Rojer Mathew v South Indian Bank Ltd 2019:

  • The judgment in this case said that the speaker’s decision was not beyond judicial review though the scope was extremely restricted.
  • It had also said that the 2018 Aadhaar verdict had not answered conclusively the question as to what constitutes a money Bill under Article 110 (1) and had directed that it be referred to a larger Bench which has not been constituted yet.

Dissenting Judgment:

  • One of the five judges dissented with the majority view and said that the 2019 judgment questioning the correctness of the Aadhaar verdict was a relevant fact and that the apex court must wait for the larger bench of seven judges to decide these pertinent issues.
  • He also referred to the Sabarimala case where a nine-judge Bench in February 2020 had referred certain questions of law arising in the context of an earlier decision by a five-judge Bench in September 2019 to a larger Bench while keeping the review petitions pending.
  • He held that it is a constitutional error to hold at this stage that no ground exists to review the judgment and it would have serious consequences not just for judicial discipline, but also for the ends of justice.

Final Judgement:

  • Even as one of the five judges on the bench termed it a “constitutional error,” the SC by a majority verdict has dismissed a clutch of petitions seeking a review of its 2018 judgment that validated the Aadhaar Act.

Veer Savarkar:

An MLC in Uttar Pradesh has demanded that the portrait of Hindu Mahasabha leader Vinayak Damodar Savarkar be removed from the picture gallery of the State Legislative Council saying that the installation of his frame next to those of freedom fighters amounted to an “insult” to them. This has stirred controversy in the state.

Veer Savarkar:

  • Born on May 28, 1883, in Bhagur, a city in Maharashtra’s Nashik.

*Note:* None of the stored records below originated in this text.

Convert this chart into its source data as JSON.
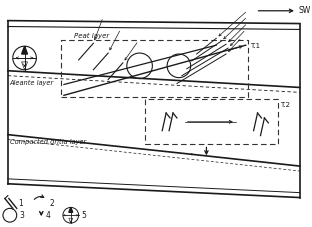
{
  "fig_width": 3.12,
  "fig_height": 2.27,
  "dpi": 100,
  "bg_color": "#ffffff",
  "peat_layer_label": "Peat layer",
  "aleante_layer_label": "Aleante layer",
  "compacted_layer_label": "Compacted gritia layer",
  "sw_label": "SW",
  "t1_label": "T.1",
  "t2_label": "T.2",
  "line_color": "#1a1a1a",
  "dashed_color": "#333333"
}
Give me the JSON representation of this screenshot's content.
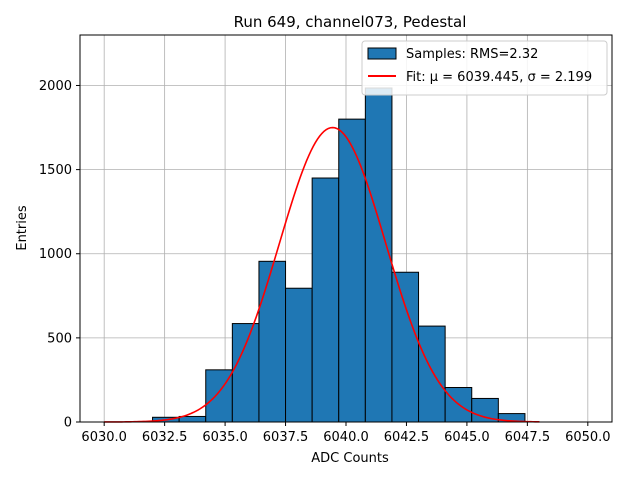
{
  "chart_data": {
    "type": "bar",
    "title": "Run 649, channel073, Pedestal",
    "xlabel": "ADC Counts",
    "ylabel": "Entries",
    "xlim": [
      6029.0,
      6051.0
    ],
    "ylim": [
      0,
      2300
    ],
    "x_ticks": [
      6030.0,
      6032.5,
      6035.0,
      6037.5,
      6040.0,
      6042.5,
      6045.0,
      6047.5,
      6050.0
    ],
    "x_tick_labels": [
      "6030.0",
      "6032.5",
      "6035.0",
      "6037.5",
      "6040.0",
      "6042.5",
      "6045.0",
      "6047.5",
      "6050.0"
    ],
    "y_ticks": [
      0,
      500,
      1000,
      1500,
      2000
    ],
    "y_tick_labels": [
      "0",
      "500",
      "1000",
      "1500",
      "2000"
    ],
    "grid": true,
    "legend_position": "top-right",
    "series": [
      {
        "name": "Samples: RMS=2.32",
        "kind": "histogram",
        "color": "#1f77b4",
        "edge_color": "#000000",
        "bin_edges": [
          6032.0,
          6033.1,
          6034.2,
          6035.3,
          6036.4,
          6037.5,
          6038.6,
          6039.7,
          6040.8,
          6041.9,
          6043.0,
          6044.1,
          6045.2,
          6046.3,
          6047.4
        ],
        "values": [
          28,
          33,
          310,
          585,
          955,
          795,
          1450,
          1800,
          1985,
          890,
          570,
          205,
          140,
          50
        ]
      },
      {
        "name": "Fit: μ = 6039.445, σ = 2.199",
        "kind": "gaussian_fit",
        "color": "#ff0000",
        "mu": 6039.445,
        "sigma": 2.199,
        "amplitude": 1750,
        "x_range": [
          6030.0,
          6048.0
        ]
      }
    ]
  }
}
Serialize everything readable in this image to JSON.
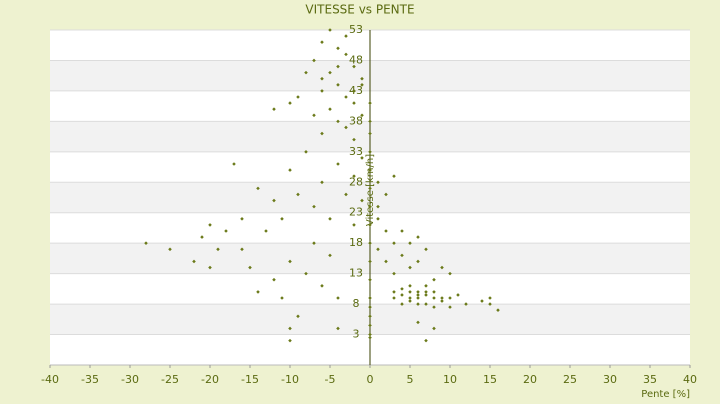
{
  "chart_data": {
    "type": "scatter",
    "title": "VITESSE vs PENTE",
    "x_label": "Pente [%]",
    "y_label": "Vitesse [km/h]",
    "xlim": [
      -40,
      40
    ],
    "xticks": [
      -40,
      -35,
      -30,
      -25,
      -20,
      -15,
      -10,
      -5,
      0,
      5,
      10,
      15,
      20,
      25,
      30,
      35,
      40
    ],
    "ylim": [
      -2,
      53
    ],
    "yticks": [
      3,
      8,
      13,
      18,
      23,
      28,
      33,
      38,
      43,
      48,
      53
    ],
    "grid": true,
    "series": [
      {
        "name": "Vitesse",
        "color": "#6b7a1a",
        "x": [
          -5,
          -6,
          -4,
          -3,
          -7,
          -2,
          -5,
          -8,
          -1,
          -4,
          -6,
          -3,
          -9,
          -2,
          -5,
          -7,
          -1,
          -4,
          -3,
          -6,
          -2,
          -10,
          -12,
          -1,
          -3,
          -4,
          -6,
          -2,
          -14,
          -12,
          -10,
          -8,
          -6,
          -4,
          -3,
          -2,
          -1,
          0,
          1,
          2,
          -17,
          -16,
          -11,
          -9,
          -7,
          -5,
          -13,
          -1,
          0,
          1,
          3,
          -2,
          -20,
          -18,
          -28,
          -25,
          -22,
          -21,
          -19,
          -15,
          -12,
          -10,
          -8,
          -6,
          -5,
          -4,
          -11,
          -14,
          -9,
          -10,
          -20,
          -16,
          -7,
          1,
          2,
          3,
          4,
          5,
          6,
          7,
          8,
          2,
          3,
          4,
          5,
          1,
          6,
          9,
          10,
          3,
          4,
          5,
          5,
          6,
          6,
          7,
          7,
          8,
          8,
          9,
          9,
          10,
          11,
          12,
          4,
          5,
          6,
          7,
          8,
          10,
          15,
          15,
          16,
          14,
          3,
          4,
          5,
          6,
          7,
          0,
          0,
          0,
          0,
          0,
          0,
          0,
          0,
          0,
          0,
          0,
          0,
          0,
          0,
          -10,
          7,
          8,
          6,
          -4,
          0
        ],
        "values": [
          53,
          51,
          50,
          49,
          48,
          47,
          46,
          46,
          45,
          44,
          43,
          42,
          42,
          41,
          40,
          39,
          39,
          38,
          37,
          36,
          35,
          41,
          40,
          44,
          52,
          47,
          45,
          43,
          27,
          25,
          30,
          33,
          28,
          31,
          26,
          29,
          32,
          30,
          28,
          26,
          31,
          22,
          22,
          26,
          24,
          22,
          20,
          25,
          27,
          24,
          29,
          21,
          21,
          20,
          18,
          17,
          15,
          19,
          17,
          14,
          12,
          15,
          13,
          11,
          16,
          9,
          9,
          10,
          6,
          4,
          14,
          17,
          18,
          22,
          20,
          18,
          16,
          14,
          15,
          17,
          12,
          15,
          13,
          20,
          18,
          17,
          19,
          14,
          13,
          9,
          9.5,
          10,
          8.5,
          9,
          10,
          9.5,
          8,
          9,
          10,
          9,
          8.5,
          9,
          9.5,
          8,
          10.5,
          11,
          8,
          11,
          7.5,
          7.5,
          8,
          9,
          7,
          8.5,
          10,
          8,
          9,
          9.5,
          10,
          3,
          6,
          9,
          12,
          15,
          18,
          21,
          24,
          33,
          36,
          38,
          41,
          4.5,
          7.5,
          2,
          2,
          4,
          5,
          4,
          2.5
        ]
      }
    ]
  }
}
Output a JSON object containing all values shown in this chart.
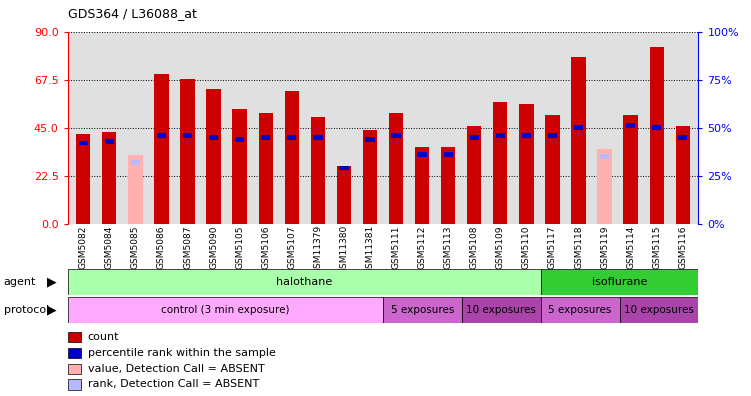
{
  "title": "GDS364 / L36088_at",
  "samples": [
    "GSM5082",
    "GSM5084",
    "GSM5085",
    "GSM5086",
    "GSM5087",
    "GSM5090",
    "GSM5105",
    "GSM5106",
    "GSM5107",
    "GSM11379",
    "GSM11380",
    "GSM11381",
    "GSM5111",
    "GSM5112",
    "GSM5113",
    "GSM5108",
    "GSM5109",
    "GSM5110",
    "GSM5117",
    "GSM5118",
    "GSM5119",
    "GSM5114",
    "GSM5115",
    "GSM5116"
  ],
  "count_values": [
    42,
    43,
    32,
    70,
    68,
    63,
    54,
    52,
    62,
    50,
    27,
    44,
    52,
    36,
    36,
    46,
    57,
    56,
    51,
    78,
    35,
    51,
    83,
    46
  ],
  "rank_values": [
    42,
    43,
    32,
    46,
    46,
    45,
    44,
    45,
    45,
    45,
    29,
    44,
    46,
    36,
    36,
    45,
    46,
    46,
    46,
    50,
    35,
    51,
    50,
    45
  ],
  "absent_count": [
    false,
    false,
    true,
    false,
    false,
    false,
    false,
    false,
    false,
    false,
    false,
    false,
    false,
    false,
    false,
    false,
    false,
    false,
    false,
    false,
    true,
    false,
    false,
    false
  ],
  "absent_rank": [
    false,
    false,
    true,
    false,
    false,
    false,
    false,
    false,
    false,
    false,
    false,
    false,
    false,
    false,
    false,
    false,
    false,
    false,
    false,
    false,
    true,
    false,
    false,
    false
  ],
  "ylim_left": [
    0,
    90
  ],
  "ylim_right": [
    0,
    100
  ],
  "yticks_left": [
    0,
    22.5,
    45,
    67.5,
    90
  ],
  "yticks_right": [
    0,
    25,
    50,
    75,
    100
  ],
  "bar_color_red": "#cc0000",
  "bar_color_pink": "#ffb0b0",
  "rank_color_blue": "#0000cc",
  "rank_color_lightblue": "#b8b8ff",
  "bar_width": 0.55,
  "protocol_sections": [
    {
      "label": "control (3 min exposure)",
      "start": 0,
      "end": 12,
      "color": "#ffaaff"
    },
    {
      "label": "5 exposures",
      "start": 12,
      "end": 15,
      "color": "#cc66cc"
    },
    {
      "label": "10 exposures",
      "start": 15,
      "end": 18,
      "color": "#aa44aa"
    },
    {
      "label": "5 exposures",
      "start": 18,
      "end": 21,
      "color": "#cc66cc"
    },
    {
      "label": "10 exposures",
      "start": 21,
      "end": 24,
      "color": "#aa44aa"
    }
  ],
  "agent_sections": [
    {
      "label": "halothane",
      "start": 0,
      "end": 18,
      "color": "#aaffaa"
    },
    {
      "label": "isoflurane",
      "start": 18,
      "end": 24,
      "color": "#33cc33"
    }
  ],
  "legend_items": [
    {
      "label": "count",
      "color": "#cc0000"
    },
    {
      "label": "percentile rank within the sample",
      "color": "#0000cc"
    },
    {
      "label": "value, Detection Call = ABSENT",
      "color": "#ffb0b0"
    },
    {
      "label": "rank, Detection Call = ABSENT",
      "color": "#b8b8ff"
    }
  ]
}
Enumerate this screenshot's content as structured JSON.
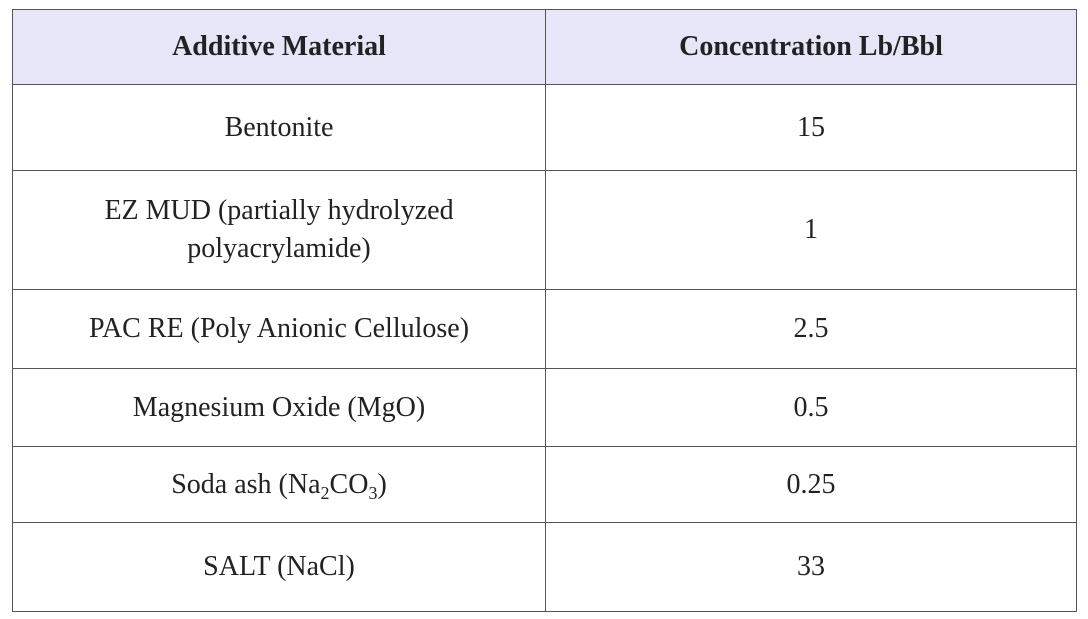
{
  "table": {
    "header": [
      "Additive Material",
      "Concentration Lb/Bbl"
    ],
    "rows": [
      [
        "Bentonite",
        "15"
      ],
      [
        "EZ MUD (partially hydrolyzed polyacrylamide)",
        "1"
      ],
      [
        "PAC RE (Poly Anionic Cellulose)",
        "2.5"
      ],
      [
        "Magnesium Oxide (MgO)",
        "0.5"
      ],
      [
        [
          "Soda ash (Na",
          "2",
          "CO",
          "3",
          ")"
        ],
        "0.25"
      ],
      [
        "SALT (NaCl)",
        "33"
      ]
    ]
  }
}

Nationalism and social reforms:

  • Formed a youth organization- Mitra Mela, this organization was put into place to bring in national and revolutionary ideas.
    He was against foreign goods and propagated the idea of Swadeshi.
  • He championed atheism and rationality and also disapproved orthodox Hindu belief. In fact, he even dismissed cow worship as superstitious.
  • Vinayak Savarkar was the president of Hindu Mahasabha from 1937 to 1943.
  • When congress ministries offered resignation on 22nd Oct 1939, Hindu Mahasabha under his leadership cooperated with the Muslim League to form government in provinces like Sindh, Bengal, and NWFP.
  • In Pune, Savarkar founded the “Abhinav Bharat Society”.
  • He joined Tilak’s Swaraj Party.
  • He founded the Free India Society.
  • The Society celebrated important dates on the Indian calendar including festivals, freedom movement landmarks, and was dedicated to furthering discussion about Indian freedom.
  • He believed and advocated the use of arms to free India from the British and created a network of Indians in England, equipped with weapons.

Important works:

  • Book- The History of the War of Indian Independence.
  • An armed revolt against the Morley-Minto reform.
  • Two-nation theory in his book ‘Hindutva’.